Army brings death and carnage to the streets
A day of violence on the streets of the Thai capital left at least ten dead and 125 wounded after renewed fighting erupted in the city’s commercial heart yesterday. Soldiers fired bullets and teargas into the fortified encampment held for weeks by anti-government protesters, and street battles erupted in the city centre.
What began in early March as a defiant and proud rally intended to oust the Thai Government peacefully and fight for social justice had, by last night, largely unravelled as the army strengthened its stranglehold around thousands of diehard protesters.
Hemmed into their fortified encampment by troops, the remaining protesters digested the grim information that several of their leaders had quit. As long as the security forces remain loyal to the Government their options appear increasingly limited in the face of the army’s firepower.

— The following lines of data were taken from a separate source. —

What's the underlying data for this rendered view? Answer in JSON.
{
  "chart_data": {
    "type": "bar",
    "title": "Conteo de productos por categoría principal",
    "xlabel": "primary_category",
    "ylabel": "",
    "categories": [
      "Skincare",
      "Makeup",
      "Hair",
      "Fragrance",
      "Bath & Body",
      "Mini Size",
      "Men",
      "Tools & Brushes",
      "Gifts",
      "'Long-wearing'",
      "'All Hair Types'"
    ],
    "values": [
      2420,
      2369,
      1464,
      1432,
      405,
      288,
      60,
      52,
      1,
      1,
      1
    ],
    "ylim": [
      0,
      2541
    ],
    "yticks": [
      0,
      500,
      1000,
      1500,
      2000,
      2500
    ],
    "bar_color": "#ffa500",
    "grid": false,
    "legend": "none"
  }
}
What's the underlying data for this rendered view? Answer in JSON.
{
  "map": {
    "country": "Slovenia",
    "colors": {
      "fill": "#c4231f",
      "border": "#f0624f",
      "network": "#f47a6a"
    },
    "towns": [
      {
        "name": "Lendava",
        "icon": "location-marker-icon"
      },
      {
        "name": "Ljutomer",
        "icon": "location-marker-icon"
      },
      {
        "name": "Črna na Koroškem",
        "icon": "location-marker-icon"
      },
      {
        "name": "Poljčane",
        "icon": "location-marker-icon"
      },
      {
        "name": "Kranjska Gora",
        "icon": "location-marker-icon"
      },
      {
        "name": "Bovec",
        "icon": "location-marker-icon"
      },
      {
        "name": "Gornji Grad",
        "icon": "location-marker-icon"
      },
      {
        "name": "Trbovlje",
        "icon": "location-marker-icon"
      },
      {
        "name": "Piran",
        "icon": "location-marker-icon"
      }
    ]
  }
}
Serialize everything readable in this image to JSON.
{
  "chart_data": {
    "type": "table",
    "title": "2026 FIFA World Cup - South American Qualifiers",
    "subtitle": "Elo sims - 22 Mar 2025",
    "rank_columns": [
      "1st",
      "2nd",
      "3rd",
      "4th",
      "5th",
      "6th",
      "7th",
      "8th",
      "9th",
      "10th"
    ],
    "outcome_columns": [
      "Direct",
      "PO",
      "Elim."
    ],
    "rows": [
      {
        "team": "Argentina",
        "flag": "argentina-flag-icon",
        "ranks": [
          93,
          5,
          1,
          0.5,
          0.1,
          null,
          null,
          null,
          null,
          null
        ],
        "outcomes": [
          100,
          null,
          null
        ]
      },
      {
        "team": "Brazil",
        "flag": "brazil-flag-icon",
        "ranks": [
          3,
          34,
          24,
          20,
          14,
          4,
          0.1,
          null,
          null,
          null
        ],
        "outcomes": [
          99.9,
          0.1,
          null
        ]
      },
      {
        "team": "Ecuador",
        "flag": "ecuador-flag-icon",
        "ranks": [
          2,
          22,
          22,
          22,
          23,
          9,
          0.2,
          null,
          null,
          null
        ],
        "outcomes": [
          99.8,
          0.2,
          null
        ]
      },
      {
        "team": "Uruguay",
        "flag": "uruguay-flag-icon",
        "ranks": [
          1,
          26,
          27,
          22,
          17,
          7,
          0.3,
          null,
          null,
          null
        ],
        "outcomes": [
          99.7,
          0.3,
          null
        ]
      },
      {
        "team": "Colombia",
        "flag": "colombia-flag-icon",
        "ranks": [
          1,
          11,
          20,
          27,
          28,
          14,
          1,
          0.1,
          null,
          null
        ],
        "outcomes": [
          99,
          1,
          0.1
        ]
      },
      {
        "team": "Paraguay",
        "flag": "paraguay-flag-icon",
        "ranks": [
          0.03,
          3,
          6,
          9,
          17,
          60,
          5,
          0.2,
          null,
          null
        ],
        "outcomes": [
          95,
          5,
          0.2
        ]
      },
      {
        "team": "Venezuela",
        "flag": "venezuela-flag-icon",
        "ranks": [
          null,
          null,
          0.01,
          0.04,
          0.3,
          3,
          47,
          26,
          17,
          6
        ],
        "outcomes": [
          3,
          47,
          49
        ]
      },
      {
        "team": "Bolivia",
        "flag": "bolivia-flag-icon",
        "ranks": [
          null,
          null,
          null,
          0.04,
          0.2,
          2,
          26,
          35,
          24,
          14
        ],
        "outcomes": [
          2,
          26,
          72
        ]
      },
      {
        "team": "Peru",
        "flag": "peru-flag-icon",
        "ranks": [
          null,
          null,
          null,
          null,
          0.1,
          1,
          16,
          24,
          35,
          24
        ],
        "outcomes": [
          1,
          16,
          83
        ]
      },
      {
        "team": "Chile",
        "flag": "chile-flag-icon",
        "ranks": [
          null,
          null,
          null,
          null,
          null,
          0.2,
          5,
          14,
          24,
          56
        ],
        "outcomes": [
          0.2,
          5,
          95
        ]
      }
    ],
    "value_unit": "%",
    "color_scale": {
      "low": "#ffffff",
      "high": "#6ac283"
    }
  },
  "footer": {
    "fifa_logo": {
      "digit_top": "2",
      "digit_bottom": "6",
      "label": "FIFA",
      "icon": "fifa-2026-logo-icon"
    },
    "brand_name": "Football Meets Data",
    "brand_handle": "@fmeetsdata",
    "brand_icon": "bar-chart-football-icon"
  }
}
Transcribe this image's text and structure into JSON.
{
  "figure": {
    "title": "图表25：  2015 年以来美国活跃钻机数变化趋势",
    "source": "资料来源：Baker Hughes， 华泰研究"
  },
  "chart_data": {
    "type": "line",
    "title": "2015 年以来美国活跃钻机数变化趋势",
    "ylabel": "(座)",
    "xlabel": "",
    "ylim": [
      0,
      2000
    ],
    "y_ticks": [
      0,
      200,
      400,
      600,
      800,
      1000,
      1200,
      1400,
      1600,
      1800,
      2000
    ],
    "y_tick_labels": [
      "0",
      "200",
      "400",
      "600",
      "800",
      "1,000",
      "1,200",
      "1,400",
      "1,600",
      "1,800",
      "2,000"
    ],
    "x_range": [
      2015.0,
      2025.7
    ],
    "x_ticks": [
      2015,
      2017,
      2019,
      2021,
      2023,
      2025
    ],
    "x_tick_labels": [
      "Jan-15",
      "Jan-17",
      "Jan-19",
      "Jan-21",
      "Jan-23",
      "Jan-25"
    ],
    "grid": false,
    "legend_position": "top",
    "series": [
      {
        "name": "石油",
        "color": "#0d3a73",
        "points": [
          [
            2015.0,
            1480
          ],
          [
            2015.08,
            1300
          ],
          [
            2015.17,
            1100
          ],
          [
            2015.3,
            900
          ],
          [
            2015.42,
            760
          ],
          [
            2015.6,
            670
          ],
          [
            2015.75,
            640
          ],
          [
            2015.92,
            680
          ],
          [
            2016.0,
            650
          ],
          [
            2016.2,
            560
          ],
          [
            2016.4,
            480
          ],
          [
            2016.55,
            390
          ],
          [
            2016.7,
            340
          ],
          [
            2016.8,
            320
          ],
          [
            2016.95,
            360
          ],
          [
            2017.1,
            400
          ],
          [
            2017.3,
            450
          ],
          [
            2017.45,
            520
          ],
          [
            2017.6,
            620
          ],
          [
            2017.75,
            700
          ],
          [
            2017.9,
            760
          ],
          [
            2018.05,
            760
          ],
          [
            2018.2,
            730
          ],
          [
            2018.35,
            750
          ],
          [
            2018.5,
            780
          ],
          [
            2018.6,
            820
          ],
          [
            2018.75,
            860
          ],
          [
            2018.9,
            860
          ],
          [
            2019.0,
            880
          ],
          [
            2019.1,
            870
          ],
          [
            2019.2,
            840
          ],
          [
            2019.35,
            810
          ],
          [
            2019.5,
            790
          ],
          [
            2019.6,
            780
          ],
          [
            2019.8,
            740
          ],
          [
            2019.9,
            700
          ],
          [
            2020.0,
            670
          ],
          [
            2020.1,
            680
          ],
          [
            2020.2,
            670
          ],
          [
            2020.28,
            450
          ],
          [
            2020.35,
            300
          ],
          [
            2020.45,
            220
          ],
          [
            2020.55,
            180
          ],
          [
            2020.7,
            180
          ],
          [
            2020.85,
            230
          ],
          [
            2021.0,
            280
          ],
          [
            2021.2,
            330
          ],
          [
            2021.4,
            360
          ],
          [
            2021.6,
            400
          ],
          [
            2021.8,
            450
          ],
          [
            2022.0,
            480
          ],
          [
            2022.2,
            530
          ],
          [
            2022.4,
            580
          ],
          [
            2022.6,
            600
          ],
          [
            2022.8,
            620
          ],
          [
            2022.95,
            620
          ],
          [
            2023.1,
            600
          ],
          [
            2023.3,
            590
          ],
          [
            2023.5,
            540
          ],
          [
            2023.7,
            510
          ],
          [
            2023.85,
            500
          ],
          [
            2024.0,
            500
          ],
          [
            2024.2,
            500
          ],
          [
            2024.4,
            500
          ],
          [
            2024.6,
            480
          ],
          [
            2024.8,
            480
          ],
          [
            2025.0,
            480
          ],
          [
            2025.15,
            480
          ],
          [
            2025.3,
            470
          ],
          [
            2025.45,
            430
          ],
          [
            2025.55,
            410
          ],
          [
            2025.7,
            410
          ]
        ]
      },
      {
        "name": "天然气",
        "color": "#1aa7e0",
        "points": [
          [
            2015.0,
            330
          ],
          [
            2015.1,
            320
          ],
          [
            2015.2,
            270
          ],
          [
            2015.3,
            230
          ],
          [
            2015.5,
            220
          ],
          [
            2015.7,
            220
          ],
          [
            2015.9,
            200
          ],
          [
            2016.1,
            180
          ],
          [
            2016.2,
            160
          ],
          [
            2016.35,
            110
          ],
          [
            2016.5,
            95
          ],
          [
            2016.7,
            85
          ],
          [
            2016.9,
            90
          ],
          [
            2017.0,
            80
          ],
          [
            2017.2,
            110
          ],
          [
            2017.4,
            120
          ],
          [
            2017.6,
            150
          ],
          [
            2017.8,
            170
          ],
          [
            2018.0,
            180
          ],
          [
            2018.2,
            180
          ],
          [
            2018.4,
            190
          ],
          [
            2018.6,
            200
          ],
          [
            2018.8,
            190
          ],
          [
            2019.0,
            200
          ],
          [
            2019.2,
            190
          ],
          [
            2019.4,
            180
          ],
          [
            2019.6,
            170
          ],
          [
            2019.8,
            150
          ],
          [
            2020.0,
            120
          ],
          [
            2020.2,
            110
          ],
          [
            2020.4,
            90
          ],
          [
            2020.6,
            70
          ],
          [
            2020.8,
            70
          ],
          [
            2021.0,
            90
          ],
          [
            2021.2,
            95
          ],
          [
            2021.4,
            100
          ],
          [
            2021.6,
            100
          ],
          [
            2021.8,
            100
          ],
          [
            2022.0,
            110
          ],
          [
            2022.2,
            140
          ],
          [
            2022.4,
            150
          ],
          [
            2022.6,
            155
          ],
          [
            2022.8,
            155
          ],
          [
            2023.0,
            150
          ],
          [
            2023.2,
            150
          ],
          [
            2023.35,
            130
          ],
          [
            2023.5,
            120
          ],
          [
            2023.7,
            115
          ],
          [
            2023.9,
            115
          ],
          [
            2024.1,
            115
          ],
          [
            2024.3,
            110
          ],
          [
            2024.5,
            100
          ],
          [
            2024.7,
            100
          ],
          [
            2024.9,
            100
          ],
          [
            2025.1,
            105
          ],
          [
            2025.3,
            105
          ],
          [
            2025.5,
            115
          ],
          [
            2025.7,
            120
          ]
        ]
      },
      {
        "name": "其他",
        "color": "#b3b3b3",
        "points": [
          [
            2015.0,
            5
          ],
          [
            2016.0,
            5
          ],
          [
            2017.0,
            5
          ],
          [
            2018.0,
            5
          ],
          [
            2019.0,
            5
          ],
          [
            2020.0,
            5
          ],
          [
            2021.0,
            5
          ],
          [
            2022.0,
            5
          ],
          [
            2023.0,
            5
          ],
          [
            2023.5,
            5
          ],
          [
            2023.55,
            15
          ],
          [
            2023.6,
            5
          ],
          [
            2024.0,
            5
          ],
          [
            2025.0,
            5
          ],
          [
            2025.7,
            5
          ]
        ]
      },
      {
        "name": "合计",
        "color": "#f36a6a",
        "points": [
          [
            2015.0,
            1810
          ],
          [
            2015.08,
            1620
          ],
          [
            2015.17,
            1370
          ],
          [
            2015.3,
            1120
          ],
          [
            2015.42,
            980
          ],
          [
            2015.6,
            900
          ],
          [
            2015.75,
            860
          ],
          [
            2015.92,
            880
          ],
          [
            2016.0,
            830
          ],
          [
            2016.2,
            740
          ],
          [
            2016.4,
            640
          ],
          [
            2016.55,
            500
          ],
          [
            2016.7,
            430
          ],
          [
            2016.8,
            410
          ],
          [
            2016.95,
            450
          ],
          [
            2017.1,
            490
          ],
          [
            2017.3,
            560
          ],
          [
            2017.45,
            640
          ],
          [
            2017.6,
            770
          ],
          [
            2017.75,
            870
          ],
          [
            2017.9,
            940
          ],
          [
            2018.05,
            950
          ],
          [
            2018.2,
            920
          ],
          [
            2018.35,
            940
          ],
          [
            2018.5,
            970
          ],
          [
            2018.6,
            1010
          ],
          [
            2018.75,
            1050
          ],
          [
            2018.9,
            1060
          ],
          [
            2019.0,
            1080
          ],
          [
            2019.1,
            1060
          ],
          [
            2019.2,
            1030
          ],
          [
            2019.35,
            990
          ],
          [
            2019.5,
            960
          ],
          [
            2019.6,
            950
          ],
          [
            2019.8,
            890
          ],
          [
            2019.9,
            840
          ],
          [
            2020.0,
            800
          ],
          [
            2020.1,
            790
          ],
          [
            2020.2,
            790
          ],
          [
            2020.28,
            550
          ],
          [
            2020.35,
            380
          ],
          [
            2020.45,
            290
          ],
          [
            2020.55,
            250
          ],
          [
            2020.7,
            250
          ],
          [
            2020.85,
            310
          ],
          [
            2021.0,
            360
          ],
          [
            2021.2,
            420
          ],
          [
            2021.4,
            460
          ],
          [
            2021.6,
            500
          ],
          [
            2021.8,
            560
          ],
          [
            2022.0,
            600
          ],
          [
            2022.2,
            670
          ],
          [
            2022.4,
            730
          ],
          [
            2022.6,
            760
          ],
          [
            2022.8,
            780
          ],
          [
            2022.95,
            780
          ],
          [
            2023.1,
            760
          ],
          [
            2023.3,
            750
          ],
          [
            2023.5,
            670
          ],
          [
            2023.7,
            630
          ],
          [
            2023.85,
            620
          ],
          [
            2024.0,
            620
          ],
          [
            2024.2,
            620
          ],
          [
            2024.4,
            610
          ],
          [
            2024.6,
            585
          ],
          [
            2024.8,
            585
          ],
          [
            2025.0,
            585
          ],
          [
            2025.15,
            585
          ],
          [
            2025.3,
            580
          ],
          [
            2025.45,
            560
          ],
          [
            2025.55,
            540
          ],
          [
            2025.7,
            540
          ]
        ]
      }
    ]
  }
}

From dawn yesterday the protest site centred on Ratchaprasong intersection in central Bangkok was surrounded by armed troops and police officers in armoured vehicles. They fired live rounds and rubber bullets as well as teargas at members of the United Front for Democracy Against Dictatorship. The group has spent weeks in the centre of one of Asia’s most cosmopolitan cities demanding the dissolution of the Thai parliament, followed by elections.
Known widely as the Red Shirts, the demonstrators responded with petrol bombs and fired home-made rockets into the streets surrounding the upmarket district that they have occupied for nearly six weeks. Several thousand Red Shirts were still behind the high barricades of the site perimeter last night, protected by guards carrying thick bamboo staves.